Hughes does a remarkable job letting us follow the parallel trajectories of Dre and Iovine’s lives and careers, fluidly cutting between the two (editors Doug Pray and Lasse Jarvi deserve awards for finding a throughline in this mass of footage). But it’s Iovine’s story that winds up weighing it all down. The energy is in following Dre from his days as a party DJ to his legitimizing gangsta rap as a member of N.W.A. and as a solo artist. It’s a story that was already partially told in the equally rhapsodic biopic Straight Outta Compton; Hughes and his team pull together some great archival footage and conduct fresh, fairly insightful interviews with the people involved.
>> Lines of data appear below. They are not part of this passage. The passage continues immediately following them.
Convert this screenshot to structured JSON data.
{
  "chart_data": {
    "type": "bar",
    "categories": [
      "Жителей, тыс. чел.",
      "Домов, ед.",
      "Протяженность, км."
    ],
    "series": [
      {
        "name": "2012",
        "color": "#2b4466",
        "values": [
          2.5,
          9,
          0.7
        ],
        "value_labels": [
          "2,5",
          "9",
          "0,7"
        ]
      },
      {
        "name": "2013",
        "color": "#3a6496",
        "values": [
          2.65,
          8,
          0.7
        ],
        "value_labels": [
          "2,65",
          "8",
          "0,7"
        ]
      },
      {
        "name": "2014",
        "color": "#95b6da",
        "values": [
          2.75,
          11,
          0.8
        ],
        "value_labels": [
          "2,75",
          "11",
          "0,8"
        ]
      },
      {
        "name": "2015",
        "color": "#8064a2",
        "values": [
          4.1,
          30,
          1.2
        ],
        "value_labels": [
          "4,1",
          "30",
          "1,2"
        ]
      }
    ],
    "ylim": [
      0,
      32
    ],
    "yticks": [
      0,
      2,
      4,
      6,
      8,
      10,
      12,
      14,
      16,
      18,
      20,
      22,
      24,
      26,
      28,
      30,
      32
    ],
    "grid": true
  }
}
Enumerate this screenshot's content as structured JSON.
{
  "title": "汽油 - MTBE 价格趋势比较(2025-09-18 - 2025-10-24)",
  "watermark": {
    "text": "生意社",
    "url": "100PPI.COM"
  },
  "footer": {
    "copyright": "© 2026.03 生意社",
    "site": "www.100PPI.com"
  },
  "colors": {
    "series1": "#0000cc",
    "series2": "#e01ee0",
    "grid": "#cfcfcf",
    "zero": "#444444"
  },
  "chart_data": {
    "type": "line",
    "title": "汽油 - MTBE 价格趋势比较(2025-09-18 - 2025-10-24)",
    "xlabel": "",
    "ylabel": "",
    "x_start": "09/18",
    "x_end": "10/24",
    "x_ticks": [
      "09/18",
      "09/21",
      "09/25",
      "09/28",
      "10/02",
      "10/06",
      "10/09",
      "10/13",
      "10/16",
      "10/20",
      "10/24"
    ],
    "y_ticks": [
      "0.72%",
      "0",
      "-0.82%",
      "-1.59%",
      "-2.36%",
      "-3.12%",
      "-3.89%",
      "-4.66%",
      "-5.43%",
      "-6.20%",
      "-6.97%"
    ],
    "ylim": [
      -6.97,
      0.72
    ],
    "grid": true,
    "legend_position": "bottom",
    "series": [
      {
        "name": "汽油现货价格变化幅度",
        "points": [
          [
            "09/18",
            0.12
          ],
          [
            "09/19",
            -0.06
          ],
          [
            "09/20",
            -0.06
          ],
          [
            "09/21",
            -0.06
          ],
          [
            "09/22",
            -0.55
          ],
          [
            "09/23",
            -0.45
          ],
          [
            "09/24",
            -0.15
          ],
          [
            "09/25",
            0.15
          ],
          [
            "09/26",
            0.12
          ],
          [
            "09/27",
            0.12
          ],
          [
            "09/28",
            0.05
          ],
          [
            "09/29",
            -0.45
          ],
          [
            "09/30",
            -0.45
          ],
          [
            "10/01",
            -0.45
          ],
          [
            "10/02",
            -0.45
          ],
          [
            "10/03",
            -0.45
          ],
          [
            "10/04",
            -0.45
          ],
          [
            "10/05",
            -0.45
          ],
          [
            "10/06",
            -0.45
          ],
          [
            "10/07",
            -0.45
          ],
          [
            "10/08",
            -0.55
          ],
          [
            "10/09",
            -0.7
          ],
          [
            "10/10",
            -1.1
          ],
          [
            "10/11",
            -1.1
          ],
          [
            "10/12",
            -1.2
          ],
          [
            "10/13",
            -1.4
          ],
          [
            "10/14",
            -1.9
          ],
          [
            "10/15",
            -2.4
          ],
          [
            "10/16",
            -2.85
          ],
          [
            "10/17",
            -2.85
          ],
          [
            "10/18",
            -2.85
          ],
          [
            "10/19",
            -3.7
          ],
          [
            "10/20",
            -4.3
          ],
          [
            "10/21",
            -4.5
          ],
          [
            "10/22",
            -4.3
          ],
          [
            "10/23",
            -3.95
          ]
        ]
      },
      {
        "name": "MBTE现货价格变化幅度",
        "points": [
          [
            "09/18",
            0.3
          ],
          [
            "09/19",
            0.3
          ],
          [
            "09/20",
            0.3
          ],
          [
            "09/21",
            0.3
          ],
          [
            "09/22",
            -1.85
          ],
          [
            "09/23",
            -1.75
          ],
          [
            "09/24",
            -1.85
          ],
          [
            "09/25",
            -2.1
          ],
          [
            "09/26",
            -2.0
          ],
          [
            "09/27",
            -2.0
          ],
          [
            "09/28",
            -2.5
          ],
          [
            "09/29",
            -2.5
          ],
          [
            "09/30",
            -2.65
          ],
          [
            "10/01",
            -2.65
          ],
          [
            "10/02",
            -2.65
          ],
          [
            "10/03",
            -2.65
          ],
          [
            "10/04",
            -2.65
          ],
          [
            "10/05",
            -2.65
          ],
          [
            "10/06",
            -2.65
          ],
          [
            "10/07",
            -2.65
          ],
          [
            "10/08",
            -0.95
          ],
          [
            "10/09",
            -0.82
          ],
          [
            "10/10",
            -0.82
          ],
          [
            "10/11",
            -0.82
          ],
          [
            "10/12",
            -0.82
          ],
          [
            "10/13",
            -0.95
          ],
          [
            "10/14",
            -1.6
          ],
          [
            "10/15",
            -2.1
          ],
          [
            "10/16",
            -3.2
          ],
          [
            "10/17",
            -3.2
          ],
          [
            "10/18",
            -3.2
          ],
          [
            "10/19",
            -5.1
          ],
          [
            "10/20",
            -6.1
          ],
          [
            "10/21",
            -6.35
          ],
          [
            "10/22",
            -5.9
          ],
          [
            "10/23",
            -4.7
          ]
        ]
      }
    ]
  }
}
They also do a fantastic job recounting the inflaming of a West Coast/East Coast rap war—including a look at the infamous 1995 Source Awards—that played a huge part in the murder of Tupac Shakur.

Most importantly, they right the wrong of the fictionalized version by directly addressing Dre’s 1991 assault on reporter Dee Barnes. Incredibly, Barnes agreed to go on camera to talk about the incident, still showing small flickers of PTSD behind her eyes as she discusses being beaten by Dre at a Hollywood party. Dre responds apologetically and looks like he’s still carrying some measure of regret for what he did. Even if it was just for the sake of the film, or for the sake of his daughter, it’s much more than Dre has said on record about the assault in some time.

What is also never called into question is the tireless work that Dre puts into his music. The thrill of artistic creation is a key component to The Defiant Ones and your enjoyment of the series rather depends on if you get knocked asunder by someone creating magic using a mixing board or if you’d rather marvel at Iovine’s ability to work the phones. Or you’ll be spending too much time giddily welcoming the appearance of another multi-platinum selling recording artist on your screen to even worry about such matters. There’s plenty for everybody. It just turns out to be a lot of empty calories and sound and fury signifying very little beyond the genius of the two men at its center.

The Defiant Ones airs July 9-12 on HBO.